Certa tarde, já no fim de março, Akira decidiu convidá-la para algo além do café. As flores estavam desabrochando, lindas flores de sakura, e o ar da cidade parecia mais leve, perfumado pelo cheiro das flores de cerejeira. Ele sugeriu uma caminhada pelo parque Imperial Palace East Gardens, sabendo que aquele lugar oferecia a serenidade que ambos pareciam valorizar.
Surpreendentemente, ela aceitou.
Enquanto caminhavam entre as árvores floridas, Hana finalmente abriu uma parte de si que Akira não esperava. Contou que havia perdido alguém muito importante para ela há alguns meses — um irmão mais novo, a quem ela era muito apegada. O livro que lia constantemente era o livro favorito dele, e desde a sua morte, ela não conseguia se afastar das páginas, como se cada palavra fosse uma lembrança viva.
Akira ouviu em silêncio, sentindo a dor que emanava das palavras de Hana. Ele não sabia exatamente o que dizer, mas talvez não fosse necessário. Caminharam em silêncio pelo parque, deixando que as pétalas de cerejeira caíssem ao redor deles, uma metáfora sutil do luto de Hana, que aos poucos se desprendias do seu coração.

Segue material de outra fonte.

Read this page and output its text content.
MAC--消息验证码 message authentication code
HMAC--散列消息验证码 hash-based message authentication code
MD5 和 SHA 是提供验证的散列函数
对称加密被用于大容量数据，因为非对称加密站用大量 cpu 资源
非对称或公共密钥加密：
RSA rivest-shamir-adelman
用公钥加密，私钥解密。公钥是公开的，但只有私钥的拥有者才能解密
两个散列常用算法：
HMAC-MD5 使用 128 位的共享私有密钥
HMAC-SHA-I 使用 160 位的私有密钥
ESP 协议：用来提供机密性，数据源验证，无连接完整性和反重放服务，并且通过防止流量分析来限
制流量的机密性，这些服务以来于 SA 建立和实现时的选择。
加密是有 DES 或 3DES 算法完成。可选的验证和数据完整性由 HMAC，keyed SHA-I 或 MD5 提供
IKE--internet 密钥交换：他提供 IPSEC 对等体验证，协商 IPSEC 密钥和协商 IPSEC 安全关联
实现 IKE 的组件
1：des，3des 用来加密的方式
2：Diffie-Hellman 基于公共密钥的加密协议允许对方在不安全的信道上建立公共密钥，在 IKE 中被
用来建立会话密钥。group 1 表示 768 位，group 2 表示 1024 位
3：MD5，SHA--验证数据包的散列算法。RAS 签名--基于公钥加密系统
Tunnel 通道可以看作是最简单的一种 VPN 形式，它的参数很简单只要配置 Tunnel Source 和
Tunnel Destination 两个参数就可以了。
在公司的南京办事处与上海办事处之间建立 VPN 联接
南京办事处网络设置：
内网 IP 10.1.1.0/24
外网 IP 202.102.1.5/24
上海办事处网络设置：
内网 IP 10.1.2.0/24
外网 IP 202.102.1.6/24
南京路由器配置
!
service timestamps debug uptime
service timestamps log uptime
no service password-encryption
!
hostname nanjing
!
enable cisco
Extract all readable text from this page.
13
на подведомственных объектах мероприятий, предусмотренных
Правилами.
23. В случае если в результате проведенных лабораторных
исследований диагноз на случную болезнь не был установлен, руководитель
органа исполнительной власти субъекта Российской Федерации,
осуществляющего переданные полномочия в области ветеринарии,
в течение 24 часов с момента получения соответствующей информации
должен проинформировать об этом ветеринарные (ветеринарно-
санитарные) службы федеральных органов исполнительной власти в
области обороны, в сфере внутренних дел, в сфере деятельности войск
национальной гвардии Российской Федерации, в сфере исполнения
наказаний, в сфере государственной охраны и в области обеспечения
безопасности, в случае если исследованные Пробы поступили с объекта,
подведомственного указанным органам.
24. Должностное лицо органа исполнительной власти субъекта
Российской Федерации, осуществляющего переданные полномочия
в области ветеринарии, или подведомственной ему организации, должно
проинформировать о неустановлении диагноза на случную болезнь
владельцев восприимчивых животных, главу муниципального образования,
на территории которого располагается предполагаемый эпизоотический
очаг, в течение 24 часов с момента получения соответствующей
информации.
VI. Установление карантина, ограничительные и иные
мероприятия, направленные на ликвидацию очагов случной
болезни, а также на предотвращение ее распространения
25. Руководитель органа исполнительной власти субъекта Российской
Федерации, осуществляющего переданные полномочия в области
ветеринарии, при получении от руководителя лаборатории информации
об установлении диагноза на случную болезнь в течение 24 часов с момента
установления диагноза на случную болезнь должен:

Com o passar das semanas, o vínculo entre eles cresceu. As conversas tornaram-se mais longas, os sorrisos mais frequentes. E embora a dor de Hana ainda estivesse presente, ela começava a sorrir mais abertamente, a apreciar o presente sem ser engolida pelo passado.
Um dia Akira sugeriu que Hana começasse a escrever suas próprias Histórias, em vez de ler repetidamente a mesma, embora essa historia sendo boa. Ela riu da ideia no início, mas ele insistiu, dizendo que talvez suas palavras pudessem trazer consolo a outras pessoas da mesma forma que o livro a consolava.
Assim Hana começou a escrever. No mesmo café onde, meses antes, ela estava como uma estranha, agora ela sentava-se diariamente, mas com um caderno em mãos e seu Laptop, ao invés de uma Aventura de Harlequin. O café com leite, ainda com sua colher extra de açúcar, acompanhava suas manhãs criativas.
Os dias passaram, o verão se aproximava, e a rotina de Tokyo continuava, sempre acelerada, indiferente ao tempo. Mas dentro do café hanabira, o ritmo era diferente. Entre as mesas de madeira e as flores de cerejeira que decoravam o balcão, o amor havia florescido de maneira sutil, quase imperceptível, como um segredo compartilhado entre duas almas que se encontravam na vastidão da cidade.
E assim, sob o sol de Tokyo, Akira e Hana descobriram que o amor não precisa de grandes gestos ou promessas ousadas. Às vezes, ele surge nos pequenos detalhes — na xícara de café compartilhada, nas palavras silenciosas e nas histórias que criamos juntos para seguir em frente.